Судьба Ф. Зубко во многом трагична. Молодой петровский атаман принял на свои плечи слишком тяжелую для себя ношу общественных обязанностей. Дважды в течение года он делал попытки освободиться от них и обе эти попытки оказались неудачными - непреодолимые обстоятельства снова и снова толкали его на атаманство и возвращали в политику. Но атаманскую папаху, примеренную Ф. Зубко осенью 1918 г., можно было снять только вместе с головой хозяина. Скорее всего Ф. Зубко просто не понимал всей сложности и безжалостности правил игры, в которую он вступил вместе со своими людьми.

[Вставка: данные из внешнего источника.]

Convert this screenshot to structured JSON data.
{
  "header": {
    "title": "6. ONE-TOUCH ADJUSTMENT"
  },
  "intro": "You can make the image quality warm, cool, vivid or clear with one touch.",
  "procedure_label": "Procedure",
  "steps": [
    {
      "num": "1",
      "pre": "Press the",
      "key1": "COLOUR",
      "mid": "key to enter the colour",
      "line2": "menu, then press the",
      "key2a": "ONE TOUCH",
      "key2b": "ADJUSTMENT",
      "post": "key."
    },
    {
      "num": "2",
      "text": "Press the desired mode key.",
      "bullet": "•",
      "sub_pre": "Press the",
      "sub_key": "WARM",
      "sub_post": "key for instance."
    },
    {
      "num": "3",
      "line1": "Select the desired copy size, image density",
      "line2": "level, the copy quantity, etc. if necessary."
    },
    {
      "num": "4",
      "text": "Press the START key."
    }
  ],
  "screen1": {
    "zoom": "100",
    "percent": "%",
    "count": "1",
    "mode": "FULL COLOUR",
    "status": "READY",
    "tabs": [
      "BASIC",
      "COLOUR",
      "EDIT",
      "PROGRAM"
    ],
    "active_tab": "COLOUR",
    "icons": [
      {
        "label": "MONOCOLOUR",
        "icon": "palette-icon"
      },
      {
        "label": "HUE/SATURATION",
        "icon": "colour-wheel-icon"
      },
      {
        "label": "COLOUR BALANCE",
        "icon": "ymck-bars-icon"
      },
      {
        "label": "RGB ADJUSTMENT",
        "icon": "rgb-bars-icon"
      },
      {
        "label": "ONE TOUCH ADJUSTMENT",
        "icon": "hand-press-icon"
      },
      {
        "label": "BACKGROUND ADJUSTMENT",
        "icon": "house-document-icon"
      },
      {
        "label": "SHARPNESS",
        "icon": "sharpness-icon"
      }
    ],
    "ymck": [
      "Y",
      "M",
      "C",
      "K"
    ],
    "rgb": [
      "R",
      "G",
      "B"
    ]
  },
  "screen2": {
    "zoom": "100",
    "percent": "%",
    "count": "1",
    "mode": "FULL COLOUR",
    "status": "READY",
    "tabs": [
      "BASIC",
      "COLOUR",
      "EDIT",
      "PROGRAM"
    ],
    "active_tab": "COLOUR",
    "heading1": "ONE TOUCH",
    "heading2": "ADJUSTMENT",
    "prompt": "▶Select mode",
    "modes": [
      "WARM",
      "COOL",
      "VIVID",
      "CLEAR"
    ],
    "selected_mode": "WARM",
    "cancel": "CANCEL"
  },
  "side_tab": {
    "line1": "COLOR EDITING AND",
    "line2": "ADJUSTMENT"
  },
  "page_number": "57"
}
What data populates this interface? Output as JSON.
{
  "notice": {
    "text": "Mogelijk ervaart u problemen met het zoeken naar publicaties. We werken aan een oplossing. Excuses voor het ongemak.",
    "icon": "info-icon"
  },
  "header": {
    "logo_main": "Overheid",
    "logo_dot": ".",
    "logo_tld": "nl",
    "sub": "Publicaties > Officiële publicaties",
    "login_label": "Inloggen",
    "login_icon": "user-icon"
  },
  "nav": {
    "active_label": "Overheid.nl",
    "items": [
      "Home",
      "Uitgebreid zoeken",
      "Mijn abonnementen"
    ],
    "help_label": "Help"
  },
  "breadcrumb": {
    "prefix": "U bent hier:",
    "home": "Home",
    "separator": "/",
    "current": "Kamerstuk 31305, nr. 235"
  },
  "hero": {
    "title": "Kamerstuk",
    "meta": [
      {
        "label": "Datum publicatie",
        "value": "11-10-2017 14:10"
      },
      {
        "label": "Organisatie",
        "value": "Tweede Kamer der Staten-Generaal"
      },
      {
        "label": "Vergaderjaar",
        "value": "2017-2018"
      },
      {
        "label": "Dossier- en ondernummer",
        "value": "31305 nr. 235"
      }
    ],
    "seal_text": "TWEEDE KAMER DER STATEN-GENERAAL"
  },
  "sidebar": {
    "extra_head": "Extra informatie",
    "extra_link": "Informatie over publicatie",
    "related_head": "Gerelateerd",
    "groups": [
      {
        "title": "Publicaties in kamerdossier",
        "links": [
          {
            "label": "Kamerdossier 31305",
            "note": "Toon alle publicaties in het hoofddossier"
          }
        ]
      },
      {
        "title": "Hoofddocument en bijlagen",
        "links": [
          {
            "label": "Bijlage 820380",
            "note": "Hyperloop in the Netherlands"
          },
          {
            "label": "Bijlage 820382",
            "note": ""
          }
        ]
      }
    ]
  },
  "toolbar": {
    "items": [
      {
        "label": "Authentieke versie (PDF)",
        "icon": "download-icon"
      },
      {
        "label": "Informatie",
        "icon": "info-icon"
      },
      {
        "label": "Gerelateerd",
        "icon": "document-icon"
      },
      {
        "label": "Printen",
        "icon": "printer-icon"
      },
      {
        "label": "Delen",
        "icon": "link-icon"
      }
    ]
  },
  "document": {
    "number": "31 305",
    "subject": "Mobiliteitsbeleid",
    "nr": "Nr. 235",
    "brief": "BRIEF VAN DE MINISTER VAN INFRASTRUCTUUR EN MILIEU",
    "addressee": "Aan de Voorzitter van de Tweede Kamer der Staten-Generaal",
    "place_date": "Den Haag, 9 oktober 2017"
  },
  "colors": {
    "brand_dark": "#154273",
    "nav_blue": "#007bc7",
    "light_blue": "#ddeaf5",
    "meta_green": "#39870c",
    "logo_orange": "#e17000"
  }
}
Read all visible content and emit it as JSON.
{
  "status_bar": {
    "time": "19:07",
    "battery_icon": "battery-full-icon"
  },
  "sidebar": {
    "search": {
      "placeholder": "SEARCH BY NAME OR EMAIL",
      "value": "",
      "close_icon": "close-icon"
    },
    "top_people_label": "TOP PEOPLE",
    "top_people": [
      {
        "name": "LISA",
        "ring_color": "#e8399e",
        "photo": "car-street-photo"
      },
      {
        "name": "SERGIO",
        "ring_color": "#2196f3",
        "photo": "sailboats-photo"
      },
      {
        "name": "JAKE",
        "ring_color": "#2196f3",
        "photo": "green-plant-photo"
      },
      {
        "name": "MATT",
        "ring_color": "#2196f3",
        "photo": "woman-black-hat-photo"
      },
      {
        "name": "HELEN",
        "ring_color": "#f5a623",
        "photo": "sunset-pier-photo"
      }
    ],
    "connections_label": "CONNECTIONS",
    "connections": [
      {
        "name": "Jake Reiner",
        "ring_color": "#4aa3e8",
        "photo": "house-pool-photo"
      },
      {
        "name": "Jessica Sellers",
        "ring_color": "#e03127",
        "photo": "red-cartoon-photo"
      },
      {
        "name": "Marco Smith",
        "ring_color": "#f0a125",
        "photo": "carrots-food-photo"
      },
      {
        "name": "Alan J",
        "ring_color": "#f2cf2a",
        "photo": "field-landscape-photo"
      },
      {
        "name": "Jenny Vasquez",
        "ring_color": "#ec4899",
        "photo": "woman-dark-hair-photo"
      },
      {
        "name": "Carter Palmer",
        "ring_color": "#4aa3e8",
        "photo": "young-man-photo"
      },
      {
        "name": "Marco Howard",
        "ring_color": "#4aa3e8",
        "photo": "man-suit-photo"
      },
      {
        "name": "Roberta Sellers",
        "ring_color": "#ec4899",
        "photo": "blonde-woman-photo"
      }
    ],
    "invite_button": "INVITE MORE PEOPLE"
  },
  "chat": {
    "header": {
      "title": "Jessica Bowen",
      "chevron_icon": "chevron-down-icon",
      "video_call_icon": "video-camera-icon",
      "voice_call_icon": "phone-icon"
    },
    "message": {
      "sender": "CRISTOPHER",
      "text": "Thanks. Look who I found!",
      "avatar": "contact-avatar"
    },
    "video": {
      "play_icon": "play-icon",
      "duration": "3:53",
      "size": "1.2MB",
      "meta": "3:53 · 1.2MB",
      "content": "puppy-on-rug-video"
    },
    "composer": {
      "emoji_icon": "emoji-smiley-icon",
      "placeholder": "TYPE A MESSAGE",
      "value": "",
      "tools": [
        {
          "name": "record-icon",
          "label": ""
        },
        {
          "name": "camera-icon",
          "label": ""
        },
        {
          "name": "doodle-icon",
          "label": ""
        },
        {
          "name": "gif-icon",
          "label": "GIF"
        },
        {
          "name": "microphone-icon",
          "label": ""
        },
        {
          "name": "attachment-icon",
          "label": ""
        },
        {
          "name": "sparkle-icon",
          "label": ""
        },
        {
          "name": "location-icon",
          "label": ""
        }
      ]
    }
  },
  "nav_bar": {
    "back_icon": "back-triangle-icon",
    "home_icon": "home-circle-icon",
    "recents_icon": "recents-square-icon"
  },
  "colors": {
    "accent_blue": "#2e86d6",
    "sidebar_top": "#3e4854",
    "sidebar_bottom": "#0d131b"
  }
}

Самих же зубковцев можно отнести к категории так называемых "формальных" махновцев, то есть повстанцев, признающих над собой главенство Нестора Махно, Гуляйпольского Союза Анархистов и Военно-Революционного Совета Гуляйпольского района и использующих авторитет этих организаций для решения каких-то своих, местных проблем. Вместе с тем, пользуясь своим отдаленным расположением от центров махновского движения, данные повстанческие отряды и их атаманы у себя на местах проводили целиком самостоятельную политику. В географическом отношении зубковцы были одним из наиболее удаленных анклавов "махновщины", они заполняли собой своеобразную буферную зону между махновским районом и прочими областями Украины, где базировались петлюровские, либо обольшевиченные повстанцы, и история их боевого объединения проливает некоторый дополнительный свет на такую мало исследованную страницу украинской новейшей истории, как повстанчество на Юге Украины в годы гражданской войны.